FRAGE:
Ich arbeite im Bereich Jura, welcher voller Unklarheiten hinsichtlich Auslegung und der Art und Weise seiner Anwendung in der Praxis ist. Was die Situation meiner Mandanten anbelangt, gibt es daher oft viele Uneindeutigkeiten und damit verbundene Risiken. Als Folge dessen mache ich mir oft Sorgen darüber, ob die Ratschläge, die ich gegeben habe oder die Projektarbeit, die ich durchgeführt habe, gründlich genug waren und, ob womöglich ein Teil der Problematik übersehen wurde. Für mich persönlich ist diese Angst eines der beunruhigendsten und zerstörerischsten Gefühle.
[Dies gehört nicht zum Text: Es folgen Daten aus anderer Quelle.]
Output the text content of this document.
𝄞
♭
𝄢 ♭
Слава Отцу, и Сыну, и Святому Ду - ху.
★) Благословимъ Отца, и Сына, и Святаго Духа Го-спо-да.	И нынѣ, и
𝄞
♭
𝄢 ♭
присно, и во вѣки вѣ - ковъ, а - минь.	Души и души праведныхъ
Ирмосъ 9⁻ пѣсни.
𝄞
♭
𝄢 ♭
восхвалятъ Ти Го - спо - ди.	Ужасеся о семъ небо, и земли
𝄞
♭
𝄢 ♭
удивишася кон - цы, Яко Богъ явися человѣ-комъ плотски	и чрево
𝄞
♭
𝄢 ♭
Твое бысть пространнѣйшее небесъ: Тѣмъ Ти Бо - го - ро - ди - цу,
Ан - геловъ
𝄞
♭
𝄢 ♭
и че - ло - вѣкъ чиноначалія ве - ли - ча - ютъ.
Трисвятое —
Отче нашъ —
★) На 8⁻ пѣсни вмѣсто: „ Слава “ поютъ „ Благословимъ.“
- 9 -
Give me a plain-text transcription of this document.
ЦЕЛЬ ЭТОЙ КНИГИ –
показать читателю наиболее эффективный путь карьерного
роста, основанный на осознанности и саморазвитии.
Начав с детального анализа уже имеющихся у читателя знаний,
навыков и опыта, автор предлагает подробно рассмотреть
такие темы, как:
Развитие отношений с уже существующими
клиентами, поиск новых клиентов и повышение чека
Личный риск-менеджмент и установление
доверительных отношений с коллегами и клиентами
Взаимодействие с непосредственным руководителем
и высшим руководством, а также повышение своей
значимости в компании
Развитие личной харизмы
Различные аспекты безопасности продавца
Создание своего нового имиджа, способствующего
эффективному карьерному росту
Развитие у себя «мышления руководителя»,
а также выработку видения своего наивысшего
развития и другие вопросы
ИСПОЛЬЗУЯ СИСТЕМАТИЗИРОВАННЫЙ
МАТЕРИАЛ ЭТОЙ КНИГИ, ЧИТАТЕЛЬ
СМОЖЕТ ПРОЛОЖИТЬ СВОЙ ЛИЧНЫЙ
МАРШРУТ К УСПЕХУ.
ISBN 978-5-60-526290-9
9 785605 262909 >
Oft tritt sie gemischt mit einem Gefühl der Beklemmung auf, was den Geist entsprechend unruhig macht.
ANTWORT:
Unser Geist sollte unser Diener sein. Er ist ein Instrument, das wir nutzen, genauso wie wir unsere Füße zum Gehen benutzen. Wir haben die Kontrolle über unsere Füße, sie gehen nicht einfach wahllos umher. Der Geist ist jedoch völlig unbeständig. Er schweift hierhin und dorthin und macht sich über dies und jenes Gedanken. Wer materiellen Besitz hat, ist ständig in Angst. Ein Präsident fürchtet, dass er bei der nächsten Wahl verlieren wird. Furcht ist im materiellen Leben immer präsent. Wer Macht hat, hat auch Angst sie zu verlieren. Leid entsteht weitestgehend aus der Furcht in Zukunft das zu verlieren, was man hat. Die Zukunft existiert jedoch nicht im Jetzt und sich Sorgen darüber zu machen, ändert nicht, was in der Zukunft geschehen wird. Sich Sorgen zu machen ändert auch nichts an den Handlungen der Vergangenheit. Sorgen nehmen einem lediglich die Möglichkeit, den gegenwärtigen Moment in Ruhe zu erleben. Inneren Frieden kann man erlangen, wenn man sich nicht als den Handelnden sieht. Die beste Vorgehensweise ist, seine Pflicht zu tun, seine Arbeit nach bestem Wissen und Gewissen zu erledigen und sich anschließend dem sich folgernden Ergebnis zu fügen. Mach dir keine Gedanken darüber, ob du deinem Mandanten gefallen oder missfallen wirst oder ob du nicht gründlich genug warst. Vertraue darauf, dass du in der gegebenen Situation dein Bestes getan hast. Lass dich von der Harmonie, die du in der Natur siehst, leiten. Schau dir die Sonne an. Glaubst du, dass sie sich jeden Tag Sorgen macht, ob sie ihre Strahlen ausreichend verteilt? Die Sonne bewegt sich einfach anmutig über den Himmel, tut ihre Pflicht und bleibt in jedem Moment präsent, während sie auf uns herabscheint. Kommen Wolken auf, so tut die Sonne trotzdem ihr Bestes, um uns mit ihren Strahlen zu berühren. An den Tagen jedoch, an denen sie uns nicht erreicht, macht sie sich keine Sorgen. Sie zeigt sich einfach, erfüllt ihre Pflicht und nimmt hin, was immer kommt. Vertraue darauf, dass jedes Ergebnis, das sich dir bietet, das perfekte Ergebnis ist. Selbst wenn du verklagt wirst oder Schlimmeres, ermöglicht dir dieser Ausgang doch etwas über dich selbst zu lernen und spirituell zu wachsen.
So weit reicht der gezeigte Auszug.